Taking a walk may seem too simple to have any real benefits, but it has many. It’s a great gross motor and physical activity for the whole family, especially those still perfecting their walking skills. Even for older children, taking a walk on uneven ground like over roots in a wooded area or through a park with slopes, arched bridges or hills provides excellent opportunities to practice coordination and helps them learn to navigate varying terrains safely.   

Count Natural Items  

Head outside to your backyard, a nearby park or a natural space. Ask your children pick an item that they can see more than one of, such as trees, flowers, rocks or even wildlife. Have your children count how many of each item that they see. For infants, talk about what you see and count out loud to them.

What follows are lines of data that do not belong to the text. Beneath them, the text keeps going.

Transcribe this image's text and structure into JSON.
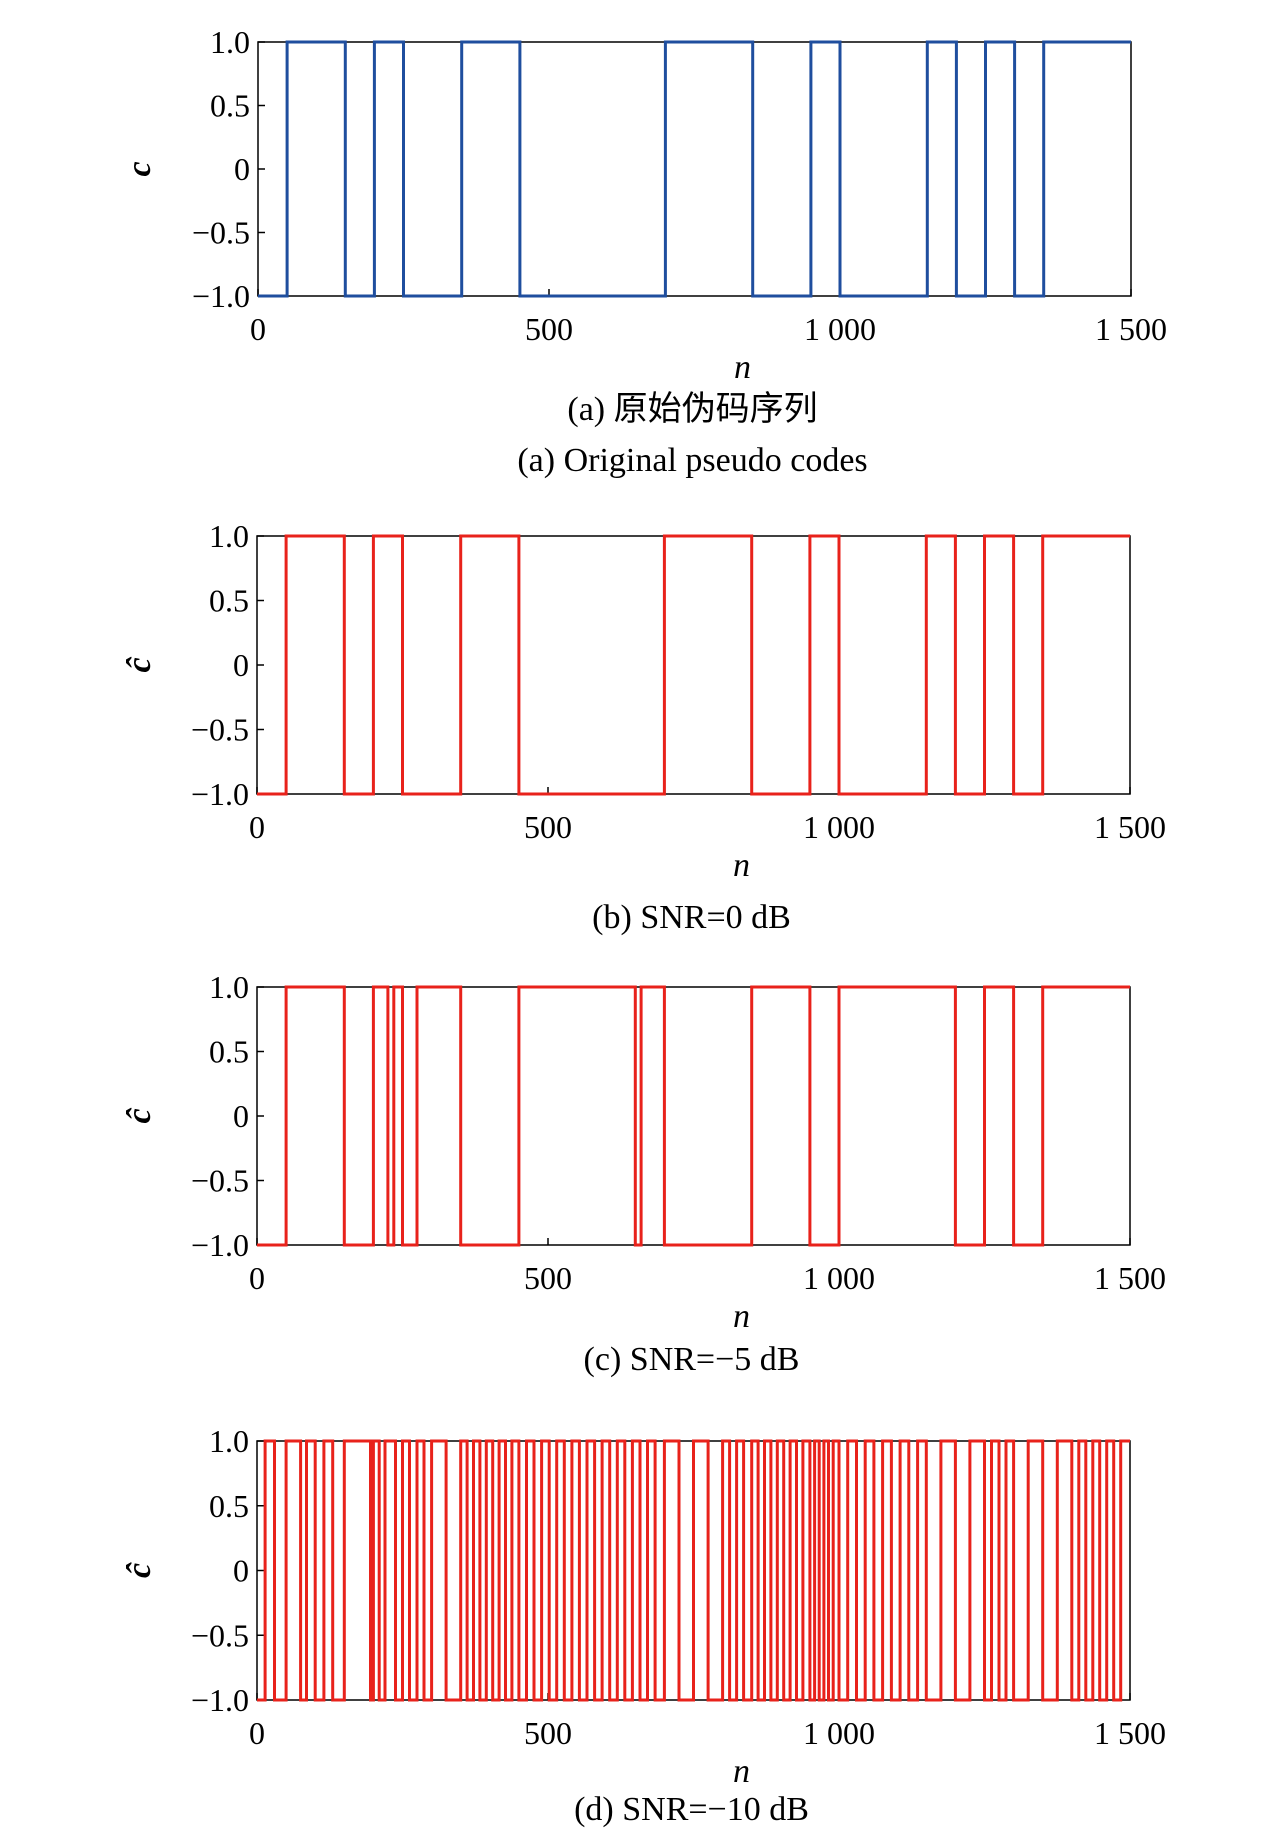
{
  "chart_data": [
    {
      "type": "line",
      "caption_cn": "(a) 原始伪码序列",
      "caption_en": "(a) Original pseudo codes",
      "xlabel": "n",
      "ylabel": "c",
      "xlim": [
        0,
        1500
      ],
      "ylim": [
        -1.0,
        1.0
      ],
      "xticks": [
        "0",
        "500",
        "1 000",
        "1 500"
      ],
      "yticks": [
        "1.0",
        "0.5",
        "0",
        "−0.5",
        "−1.0"
      ],
      "grid": false,
      "color": "#1f4e9e",
      "series": [
        {
          "x": [
            0,
            50,
            150,
            200,
            250,
            350,
            450,
            700,
            850,
            950,
            1000,
            1150,
            1200,
            1250,
            1300,
            1350,
            1500
          ],
          "y": [
            -1,
            1,
            -1,
            1,
            -1,
            1,
            -1,
            1,
            -1,
            1,
            -1,
            1,
            -1,
            1,
            -1,
            1,
            1
          ]
        }
      ]
    },
    {
      "type": "line",
      "caption_cn": "",
      "caption_en": "(b) SNR=0 dB",
      "xlabel": "n",
      "ylabel": "ĉ",
      "xlim": [
        0,
        1500
      ],
      "ylim": [
        -1.0,
        1.0
      ],
      "xticks": [
        "0",
        "500",
        "1 000",
        "1 500"
      ],
      "yticks": [
        "1.0",
        "0.5",
        "0",
        "−0.5",
        "−1.0"
      ],
      "grid": false,
      "color": "#e8221b",
      "series": [
        {
          "x": [
            0,
            50,
            150,
            200,
            250,
            350,
            450,
            700,
            850,
            950,
            1000,
            1150,
            1200,
            1250,
            1300,
            1350,
            1500
          ],
          "y": [
            -1,
            1,
            -1,
            1,
            -1,
            1,
            -1,
            1,
            -1,
            1,
            -1,
            1,
            -1,
            1,
            -1,
            1,
            1
          ]
        }
      ]
    },
    {
      "type": "line",
      "caption_cn": "",
      "caption_en": "(c) SNR=−5 dB",
      "xlabel": "n",
      "ylabel": "ĉ",
      "xlim": [
        0,
        1500
      ],
      "ylim": [
        -1.0,
        1.0
      ],
      "xticks": [
        "0",
        "500",
        "1 000",
        "1 500"
      ],
      "yticks": [
        "1.0",
        "0.5",
        "0",
        "−0.5",
        "−1.0"
      ],
      "grid": false,
      "color": "#e8221b",
      "series": [
        {
          "x": [
            0,
            50,
            150,
            200,
            225,
            235,
            250,
            275,
            350,
            450,
            650,
            660,
            700,
            850,
            950,
            1000,
            1150,
            1200,
            1250,
            1300,
            1350,
            1500
          ],
          "y": [
            -1,
            1,
            -1,
            1,
            -1,
            1,
            -1,
            1,
            -1,
            1,
            -1,
            1,
            -1,
            1,
            -1,
            1,
            1,
            -1,
            1,
            -1,
            1,
            1
          ]
        }
      ]
    },
    {
      "type": "line",
      "caption_cn": "",
      "caption_en": "(d) SNR=−10 dB",
      "xlabel": "n",
      "ylabel": "ĉ",
      "xlim": [
        0,
        1500
      ],
      "ylim": [
        -1.0,
        1.0
      ],
      "xticks": [
        "0",
        "500",
        "1 000",
        "1 500"
      ],
      "yticks": [
        "1.0",
        "0.5",
        "0",
        "−0.5",
        "−1.0"
      ],
      "grid": false,
      "color": "#e8221b",
      "series": [
        {
          "x": [
            0,
            14,
            30,
            50,
            75,
            85,
            100,
            115,
            130,
            150,
            195,
            200,
            210,
            220,
            238,
            250,
            262,
            275,
            287,
            300,
            325,
            350,
            361,
            372,
            383,
            394,
            405,
            416,
            427,
            438,
            450,
            463,
            476,
            489,
            502,
            515,
            528,
            541,
            554,
            567,
            580,
            593,
            606,
            619,
            632,
            645,
            658,
            671,
            684,
            700,
            725,
            750,
            775,
            800,
            812,
            824,
            836,
            850,
            861,
            872,
            883,
            894,
            905,
            916,
            927,
            938,
            950,
            958,
            966,
            974,
            982,
            990,
            1000,
            1015,
            1030,
            1045,
            1060,
            1075,
            1090,
            1105,
            1120,
            1135,
            1150,
            1175,
            1200,
            1225,
            1250,
            1262,
            1275,
            1287,
            1300,
            1325,
            1350,
            1375,
            1400,
            1412,
            1424,
            1436,
            1448,
            1460,
            1472,
            1484,
            1500
          ],
          "y": [
            -1,
            1,
            -1,
            1,
            -1,
            1,
            -1,
            1,
            -1,
            1,
            -1,
            1,
            -1,
            1,
            -1,
            1,
            -1,
            1,
            -1,
            1,
            -1,
            1,
            -1,
            1,
            -1,
            1,
            -1,
            1,
            -1,
            1,
            -1,
            1,
            -1,
            1,
            -1,
            1,
            -1,
            1,
            -1,
            1,
            -1,
            1,
            -1,
            1,
            -1,
            1,
            -1,
            1,
            -1,
            1,
            -1,
            1,
            -1,
            1,
            -1,
            1,
            -1,
            1,
            -1,
            1,
            -1,
            1,
            -1,
            1,
            -1,
            1,
            -1,
            1,
            -1,
            1,
            -1,
            1,
            -1,
            1,
            -1,
            1,
            -1,
            1,
            -1,
            1,
            -1,
            1,
            -1,
            1,
            -1,
            1,
            -1,
            1,
            -1,
            1,
            -1,
            1,
            -1,
            1,
            -1,
            1,
            -1,
            1,
            -1,
            1,
            -1,
            1,
            1
          ]
        }
      ]
    }
  ]
}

Older children may even want to practice adding or subtracting the numbers that correlate to different natural items.  

Watch the Clouds 

Find an outdoor space with a clear view of the sky. Lay in the grass or on a blanket and ask your children what they see in the clouds. Point out anything that you see in the clouds. Does one cloud look like a dog and another like a tree? Ask your children what they know about whatever they see in the clouds to help develop their critical thinking skills, and identify areas of interest that you can explore together.  

Take a Thankful Walk  

Take a walk around your yard or community and point out natural items that you are thankful for, such as “I’m thankful for the trees because they provide shade.” Or “I’m thankful for the grass because it gives us a soft place to sit outside.” Then ask your children to point out what they see around them that they are thankful for, and why. Depending on what your children point out, you can dive deeper into any topics that they show interest in and help them think critically about the natural world around them.   

Even the simplest of outdoor activities have numerous benefits for both you and your children. Enjoy spending some quality time together while watching learning happen naturally in nature.